Слова о пирожных были встречены смешками. Но, в целом, обстановка разрядилась. Развернувшись, Стас толкнул дверь и вышел в темноту. Пока он разговаривал в бараке, снаружи вовсю разгулялся хиус[39], нахально задувал под пальто и сёк лицо мелким, колючим снегом. Прикрывая лицо воротником пальто, Стас зашагал в контору, однако, не пройдя и десятка шагов, почувствовал, что кто-то идёт следом. Он насторожился. Край-то здесь, действительно, варначий, не зря его «подмосковной Сибирью» кличут.

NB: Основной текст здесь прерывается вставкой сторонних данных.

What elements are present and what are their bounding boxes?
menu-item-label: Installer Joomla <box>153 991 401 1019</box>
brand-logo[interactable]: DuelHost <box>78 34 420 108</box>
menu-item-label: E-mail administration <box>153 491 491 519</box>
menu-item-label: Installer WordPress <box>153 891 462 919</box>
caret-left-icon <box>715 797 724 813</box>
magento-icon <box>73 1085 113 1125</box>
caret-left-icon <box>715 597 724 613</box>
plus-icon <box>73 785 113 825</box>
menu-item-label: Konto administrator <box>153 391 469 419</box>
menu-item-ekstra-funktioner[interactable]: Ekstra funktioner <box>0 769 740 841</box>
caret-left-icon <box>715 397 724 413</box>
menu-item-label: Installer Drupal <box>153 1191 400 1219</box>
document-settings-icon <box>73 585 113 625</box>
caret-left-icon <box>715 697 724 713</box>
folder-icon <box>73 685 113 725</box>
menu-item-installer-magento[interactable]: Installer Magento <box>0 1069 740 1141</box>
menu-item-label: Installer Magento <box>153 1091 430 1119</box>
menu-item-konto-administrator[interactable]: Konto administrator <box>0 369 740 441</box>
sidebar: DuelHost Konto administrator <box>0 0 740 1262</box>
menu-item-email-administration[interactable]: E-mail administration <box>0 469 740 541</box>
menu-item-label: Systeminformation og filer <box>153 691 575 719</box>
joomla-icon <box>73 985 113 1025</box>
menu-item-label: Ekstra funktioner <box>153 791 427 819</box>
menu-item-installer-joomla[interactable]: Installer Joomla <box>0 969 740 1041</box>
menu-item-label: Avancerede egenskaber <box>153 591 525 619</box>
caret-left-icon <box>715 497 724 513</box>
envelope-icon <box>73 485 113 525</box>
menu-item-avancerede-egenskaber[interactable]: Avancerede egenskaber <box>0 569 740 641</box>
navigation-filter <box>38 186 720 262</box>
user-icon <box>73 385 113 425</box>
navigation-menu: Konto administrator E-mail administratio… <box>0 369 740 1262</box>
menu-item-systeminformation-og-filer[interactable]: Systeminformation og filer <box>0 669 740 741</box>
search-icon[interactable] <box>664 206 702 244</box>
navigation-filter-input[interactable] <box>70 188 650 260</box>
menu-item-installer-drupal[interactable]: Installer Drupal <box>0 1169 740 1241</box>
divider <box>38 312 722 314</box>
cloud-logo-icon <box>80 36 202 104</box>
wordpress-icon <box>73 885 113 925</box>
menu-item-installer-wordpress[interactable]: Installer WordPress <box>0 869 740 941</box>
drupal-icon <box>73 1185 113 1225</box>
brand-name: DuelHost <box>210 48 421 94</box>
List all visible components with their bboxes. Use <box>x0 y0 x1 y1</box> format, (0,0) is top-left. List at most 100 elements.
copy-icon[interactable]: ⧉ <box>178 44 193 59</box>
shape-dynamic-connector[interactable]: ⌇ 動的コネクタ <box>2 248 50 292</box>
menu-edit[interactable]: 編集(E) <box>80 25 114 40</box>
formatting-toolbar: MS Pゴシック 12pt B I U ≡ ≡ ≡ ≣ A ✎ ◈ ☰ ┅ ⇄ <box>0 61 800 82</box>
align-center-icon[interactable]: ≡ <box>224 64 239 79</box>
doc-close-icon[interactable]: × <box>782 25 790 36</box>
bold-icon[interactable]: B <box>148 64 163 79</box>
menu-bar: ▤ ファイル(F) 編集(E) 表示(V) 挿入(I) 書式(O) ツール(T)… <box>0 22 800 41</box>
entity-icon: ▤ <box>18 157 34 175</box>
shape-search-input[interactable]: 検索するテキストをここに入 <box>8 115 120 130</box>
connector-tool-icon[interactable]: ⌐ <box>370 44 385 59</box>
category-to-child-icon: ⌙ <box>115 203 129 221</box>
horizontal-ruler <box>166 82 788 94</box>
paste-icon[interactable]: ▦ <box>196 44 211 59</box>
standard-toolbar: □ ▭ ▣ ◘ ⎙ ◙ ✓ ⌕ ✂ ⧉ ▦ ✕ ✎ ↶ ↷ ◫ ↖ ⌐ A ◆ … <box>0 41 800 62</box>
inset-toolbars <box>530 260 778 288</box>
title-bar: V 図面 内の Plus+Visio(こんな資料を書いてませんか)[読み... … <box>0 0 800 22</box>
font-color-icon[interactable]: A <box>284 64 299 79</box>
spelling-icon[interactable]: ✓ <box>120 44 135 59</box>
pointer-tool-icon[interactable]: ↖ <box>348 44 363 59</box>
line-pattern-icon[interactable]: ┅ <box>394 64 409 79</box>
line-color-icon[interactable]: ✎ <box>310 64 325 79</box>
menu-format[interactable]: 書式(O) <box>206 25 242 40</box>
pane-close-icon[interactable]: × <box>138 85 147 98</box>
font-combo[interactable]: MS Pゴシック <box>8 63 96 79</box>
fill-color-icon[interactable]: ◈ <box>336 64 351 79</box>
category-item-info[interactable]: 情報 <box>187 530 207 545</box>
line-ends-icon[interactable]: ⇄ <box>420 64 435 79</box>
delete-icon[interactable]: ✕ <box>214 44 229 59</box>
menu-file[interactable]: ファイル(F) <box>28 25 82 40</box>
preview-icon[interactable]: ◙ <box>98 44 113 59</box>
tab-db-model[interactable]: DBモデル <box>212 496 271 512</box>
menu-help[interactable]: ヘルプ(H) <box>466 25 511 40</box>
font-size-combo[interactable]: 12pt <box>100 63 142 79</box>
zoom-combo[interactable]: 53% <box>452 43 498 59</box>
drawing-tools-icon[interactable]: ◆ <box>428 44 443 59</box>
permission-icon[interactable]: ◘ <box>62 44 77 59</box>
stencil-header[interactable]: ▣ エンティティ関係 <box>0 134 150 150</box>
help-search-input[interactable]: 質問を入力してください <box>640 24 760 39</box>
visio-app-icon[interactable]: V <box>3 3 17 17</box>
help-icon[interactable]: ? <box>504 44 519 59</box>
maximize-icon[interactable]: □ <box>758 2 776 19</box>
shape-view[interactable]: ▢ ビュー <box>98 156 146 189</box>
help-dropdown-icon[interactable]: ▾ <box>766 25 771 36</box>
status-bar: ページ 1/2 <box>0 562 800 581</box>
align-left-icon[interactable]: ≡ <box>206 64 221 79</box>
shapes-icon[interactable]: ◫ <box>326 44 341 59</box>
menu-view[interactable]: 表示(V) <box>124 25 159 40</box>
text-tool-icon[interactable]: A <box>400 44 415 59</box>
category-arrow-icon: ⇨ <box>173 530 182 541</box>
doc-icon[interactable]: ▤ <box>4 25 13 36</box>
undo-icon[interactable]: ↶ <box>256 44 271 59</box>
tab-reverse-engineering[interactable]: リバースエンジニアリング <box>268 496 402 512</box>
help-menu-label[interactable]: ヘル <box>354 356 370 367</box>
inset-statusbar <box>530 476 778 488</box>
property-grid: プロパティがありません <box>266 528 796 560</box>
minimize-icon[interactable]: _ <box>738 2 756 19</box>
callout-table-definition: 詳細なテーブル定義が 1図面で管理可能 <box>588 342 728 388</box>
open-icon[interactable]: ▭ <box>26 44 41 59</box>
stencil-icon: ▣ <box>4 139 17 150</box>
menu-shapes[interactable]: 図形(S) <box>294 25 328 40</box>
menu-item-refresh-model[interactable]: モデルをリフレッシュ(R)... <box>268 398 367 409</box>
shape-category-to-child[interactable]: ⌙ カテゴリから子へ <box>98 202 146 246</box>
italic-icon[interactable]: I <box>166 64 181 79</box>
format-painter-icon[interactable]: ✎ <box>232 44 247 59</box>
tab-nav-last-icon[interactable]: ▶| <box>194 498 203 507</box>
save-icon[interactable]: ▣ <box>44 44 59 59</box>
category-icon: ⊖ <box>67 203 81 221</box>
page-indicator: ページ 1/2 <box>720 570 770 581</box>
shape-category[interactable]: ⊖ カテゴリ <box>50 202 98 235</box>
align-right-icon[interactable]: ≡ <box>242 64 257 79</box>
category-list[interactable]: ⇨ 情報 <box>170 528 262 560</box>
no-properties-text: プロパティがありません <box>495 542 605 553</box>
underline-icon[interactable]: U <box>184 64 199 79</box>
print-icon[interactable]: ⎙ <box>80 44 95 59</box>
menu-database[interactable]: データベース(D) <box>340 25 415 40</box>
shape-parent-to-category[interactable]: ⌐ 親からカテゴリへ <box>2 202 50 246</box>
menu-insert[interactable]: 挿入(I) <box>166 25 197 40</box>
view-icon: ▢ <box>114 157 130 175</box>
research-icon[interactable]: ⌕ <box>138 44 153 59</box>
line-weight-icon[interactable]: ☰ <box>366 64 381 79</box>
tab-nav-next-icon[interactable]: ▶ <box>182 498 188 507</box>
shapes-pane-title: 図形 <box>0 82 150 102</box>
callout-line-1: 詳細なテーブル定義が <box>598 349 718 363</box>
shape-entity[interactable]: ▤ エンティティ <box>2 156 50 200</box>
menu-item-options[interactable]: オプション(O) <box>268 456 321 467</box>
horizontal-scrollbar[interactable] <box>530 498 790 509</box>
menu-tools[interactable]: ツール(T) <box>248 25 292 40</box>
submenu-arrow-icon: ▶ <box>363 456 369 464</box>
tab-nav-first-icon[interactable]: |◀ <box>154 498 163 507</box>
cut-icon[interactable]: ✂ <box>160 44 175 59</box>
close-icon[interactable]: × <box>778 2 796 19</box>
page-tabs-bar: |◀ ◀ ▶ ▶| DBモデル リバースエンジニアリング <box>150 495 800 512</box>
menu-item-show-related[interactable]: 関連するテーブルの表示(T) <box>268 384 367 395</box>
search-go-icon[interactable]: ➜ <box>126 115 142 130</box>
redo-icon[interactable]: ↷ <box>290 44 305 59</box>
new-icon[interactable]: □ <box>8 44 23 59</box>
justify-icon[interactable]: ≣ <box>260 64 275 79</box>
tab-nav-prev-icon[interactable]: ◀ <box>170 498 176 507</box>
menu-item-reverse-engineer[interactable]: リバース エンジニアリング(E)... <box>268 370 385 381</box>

Стас прибавил шагу и, завернув за угол барака, мимо которого проходил, встал в тень.
Шаги приблизились почти вплотную, затем остановились.
— Эй, хозяин, слышь, как тебя?
Стас узнал голос варнака. Матёрый, сучара, не клюнул. Он спокойно вышел из-за угла.
— Чего крадёшься, как тать в ночи?
Лица каторжанина видно не было. Освещения тут никакого, а луна уже на ущербе, ночи тёмные.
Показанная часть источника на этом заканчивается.